Creative, artistic experience
"...the teacher offers the children opportunities for artistic experiences through song and instrumental music, movement and gesture (including rhythmic games and eurythmy), speech and language (including verses, poetry, and stories), modeling, watercolor painting and drawing, puppetry and marionettes" (Howard, 2007).
Meaningful adult activity as an example for the child’s imitation
"The activities of children in kindergarten must be derived directly from life itself rather than being 'thought out' by the intellectualized culture of adults." -Rudolf Steiner, The Child's Changing Consciousness
Free, imaginative play
"The real educational value of play lies in the fact that we ignore our rules and regulations, our educational theories, and allow the child free rein." -Rudolf Steiner, Self-Education in the Light of Anthroposophy
Protection for the forces of childhood
"...the child must be allowed to remain as long as possible in the peaceful, dreamlike condition of pictorial imagination in which his early years of life are passed. For if we allow his organism to grow strong in this non-intellectual way, he will rightly develop in later life the intellectuality needed in the world today." -Rudolf Steiner, A Modern Art of Education
An atmosphere of gratitude, reverence, and wonder
"An atmosphere of gratitude should grow naturally in children through merely witnessing the gratitude the adults feel as they receive what is freely given by others, and in how they express this gratitude. If a child says 'thank you' very naturally – not in response to the urging of others, but simply through imitating – something has been done that will greatly benefit the child’s whole life." -Rudolf Steiner, The Child's Changing Consciousness
Joy, humor, and happiness
"They need teachers who look and act with happiness and, most of all, with honest, unaffected love." -Rudolf Steiner, The Education of the Child
Questions to explore:
How is the teacher’s earnestness and serious striving held in a dynamic balance with humor, happiness, and “honest, unaffected love?”

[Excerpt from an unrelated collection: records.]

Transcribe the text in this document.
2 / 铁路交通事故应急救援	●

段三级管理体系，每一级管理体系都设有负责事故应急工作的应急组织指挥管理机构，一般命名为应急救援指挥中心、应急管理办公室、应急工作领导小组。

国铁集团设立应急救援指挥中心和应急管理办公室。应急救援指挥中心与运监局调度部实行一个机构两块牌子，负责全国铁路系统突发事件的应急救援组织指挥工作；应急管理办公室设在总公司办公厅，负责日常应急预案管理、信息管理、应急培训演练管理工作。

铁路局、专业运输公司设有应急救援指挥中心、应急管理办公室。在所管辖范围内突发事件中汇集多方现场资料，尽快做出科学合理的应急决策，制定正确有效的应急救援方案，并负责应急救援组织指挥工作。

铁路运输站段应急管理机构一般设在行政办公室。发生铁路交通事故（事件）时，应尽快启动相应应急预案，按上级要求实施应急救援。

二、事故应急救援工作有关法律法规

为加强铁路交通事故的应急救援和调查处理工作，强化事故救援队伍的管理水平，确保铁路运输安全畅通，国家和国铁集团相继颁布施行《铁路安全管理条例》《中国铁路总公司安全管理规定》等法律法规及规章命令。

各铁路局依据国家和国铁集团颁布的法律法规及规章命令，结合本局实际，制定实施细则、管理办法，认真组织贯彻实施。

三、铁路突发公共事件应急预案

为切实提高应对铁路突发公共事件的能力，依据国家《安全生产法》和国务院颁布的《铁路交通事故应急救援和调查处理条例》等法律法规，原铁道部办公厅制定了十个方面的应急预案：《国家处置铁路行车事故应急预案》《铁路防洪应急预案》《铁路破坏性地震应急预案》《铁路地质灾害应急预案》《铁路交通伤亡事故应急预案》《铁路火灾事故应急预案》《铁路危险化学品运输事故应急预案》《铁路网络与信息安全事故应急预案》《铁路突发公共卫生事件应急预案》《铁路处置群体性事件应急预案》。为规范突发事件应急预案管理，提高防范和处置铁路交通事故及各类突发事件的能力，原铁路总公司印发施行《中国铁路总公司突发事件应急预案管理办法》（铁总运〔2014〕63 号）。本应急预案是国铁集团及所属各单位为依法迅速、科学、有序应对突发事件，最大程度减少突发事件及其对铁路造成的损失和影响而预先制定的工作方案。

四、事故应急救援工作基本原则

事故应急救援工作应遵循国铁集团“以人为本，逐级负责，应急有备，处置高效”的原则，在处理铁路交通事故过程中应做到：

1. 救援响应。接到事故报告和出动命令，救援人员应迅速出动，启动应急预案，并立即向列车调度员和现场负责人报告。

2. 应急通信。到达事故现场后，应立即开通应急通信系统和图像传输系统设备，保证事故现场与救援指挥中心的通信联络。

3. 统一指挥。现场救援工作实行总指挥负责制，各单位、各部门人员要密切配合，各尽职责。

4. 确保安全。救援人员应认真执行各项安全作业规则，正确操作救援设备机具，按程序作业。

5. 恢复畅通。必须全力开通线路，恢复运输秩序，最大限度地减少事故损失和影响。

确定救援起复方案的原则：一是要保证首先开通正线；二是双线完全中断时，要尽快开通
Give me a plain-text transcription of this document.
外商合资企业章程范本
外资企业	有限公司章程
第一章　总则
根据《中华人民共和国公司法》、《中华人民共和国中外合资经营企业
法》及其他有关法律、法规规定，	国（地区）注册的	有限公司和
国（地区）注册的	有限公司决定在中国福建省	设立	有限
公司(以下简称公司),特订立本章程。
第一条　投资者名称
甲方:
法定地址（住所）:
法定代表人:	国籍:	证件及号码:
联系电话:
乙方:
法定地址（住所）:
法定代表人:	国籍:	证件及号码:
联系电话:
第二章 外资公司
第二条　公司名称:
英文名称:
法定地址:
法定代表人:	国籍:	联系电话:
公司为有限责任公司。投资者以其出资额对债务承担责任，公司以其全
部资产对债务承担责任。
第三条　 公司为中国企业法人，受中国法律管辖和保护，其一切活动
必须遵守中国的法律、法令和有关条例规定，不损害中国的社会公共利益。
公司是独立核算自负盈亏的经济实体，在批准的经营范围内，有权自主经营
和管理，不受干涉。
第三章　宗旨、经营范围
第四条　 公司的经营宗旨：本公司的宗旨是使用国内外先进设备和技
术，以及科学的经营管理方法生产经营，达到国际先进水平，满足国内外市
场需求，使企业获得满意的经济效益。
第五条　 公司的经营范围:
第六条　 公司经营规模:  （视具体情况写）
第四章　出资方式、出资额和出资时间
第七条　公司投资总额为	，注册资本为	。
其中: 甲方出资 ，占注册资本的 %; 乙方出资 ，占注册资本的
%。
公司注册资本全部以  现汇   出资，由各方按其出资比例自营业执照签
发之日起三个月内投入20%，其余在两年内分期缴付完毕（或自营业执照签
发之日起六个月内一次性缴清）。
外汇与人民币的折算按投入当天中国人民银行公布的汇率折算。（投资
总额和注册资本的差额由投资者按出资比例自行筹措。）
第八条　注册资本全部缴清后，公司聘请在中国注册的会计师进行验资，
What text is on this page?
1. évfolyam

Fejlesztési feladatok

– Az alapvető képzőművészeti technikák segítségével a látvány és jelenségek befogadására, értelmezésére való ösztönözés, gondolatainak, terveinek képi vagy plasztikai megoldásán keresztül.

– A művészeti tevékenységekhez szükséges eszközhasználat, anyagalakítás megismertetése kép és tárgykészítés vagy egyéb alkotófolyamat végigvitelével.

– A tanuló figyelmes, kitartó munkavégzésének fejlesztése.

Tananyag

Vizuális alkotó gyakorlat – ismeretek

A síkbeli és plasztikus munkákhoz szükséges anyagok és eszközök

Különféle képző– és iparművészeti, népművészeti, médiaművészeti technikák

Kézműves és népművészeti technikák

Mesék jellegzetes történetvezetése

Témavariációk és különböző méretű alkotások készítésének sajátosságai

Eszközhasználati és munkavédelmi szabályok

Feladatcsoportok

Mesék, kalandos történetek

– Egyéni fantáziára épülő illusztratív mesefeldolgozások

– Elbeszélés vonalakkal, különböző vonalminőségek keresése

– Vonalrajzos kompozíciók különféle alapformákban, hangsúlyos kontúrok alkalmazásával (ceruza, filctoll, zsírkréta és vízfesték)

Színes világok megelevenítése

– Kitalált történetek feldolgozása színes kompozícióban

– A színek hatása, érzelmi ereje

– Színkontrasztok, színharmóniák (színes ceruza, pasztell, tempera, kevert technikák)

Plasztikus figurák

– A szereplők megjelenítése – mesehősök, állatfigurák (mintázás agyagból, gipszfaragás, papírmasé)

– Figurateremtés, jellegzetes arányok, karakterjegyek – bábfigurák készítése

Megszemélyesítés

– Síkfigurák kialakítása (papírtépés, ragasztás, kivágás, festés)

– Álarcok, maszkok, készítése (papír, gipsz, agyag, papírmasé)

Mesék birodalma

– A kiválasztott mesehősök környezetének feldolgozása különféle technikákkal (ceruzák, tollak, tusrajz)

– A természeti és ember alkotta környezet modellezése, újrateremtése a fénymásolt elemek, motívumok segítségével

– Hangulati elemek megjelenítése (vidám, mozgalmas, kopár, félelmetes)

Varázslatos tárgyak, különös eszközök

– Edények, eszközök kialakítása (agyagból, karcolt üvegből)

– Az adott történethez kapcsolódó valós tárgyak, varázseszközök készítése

Are there moments of laughter and delight in the room? How does humor live in the community of children and adults?
(Howard, 2007)
Adult caregivers on a path of inner development
"This is the very challenging realm of self-knowledge and the activity of the individual ego of the adult – a realm where it is difficult to be objective in our observations. Yet ultimately it is this realm that may affect the development of the children most profoundly. It is not merely our outer activity that affects the developing child; it is what lies behind and is expressed through this outer activity. Ultimately the most profound influence on the child is who we are as human beings – and who and how we are becoming" (Howard, 2007).
The emphasis on teachers’ self-education and reflective processes in Waldorf education speaks to the possibility of a more inclusive early childhood environment, as these are key ingredients to culturally-responsive teaching and inclusive ECCE.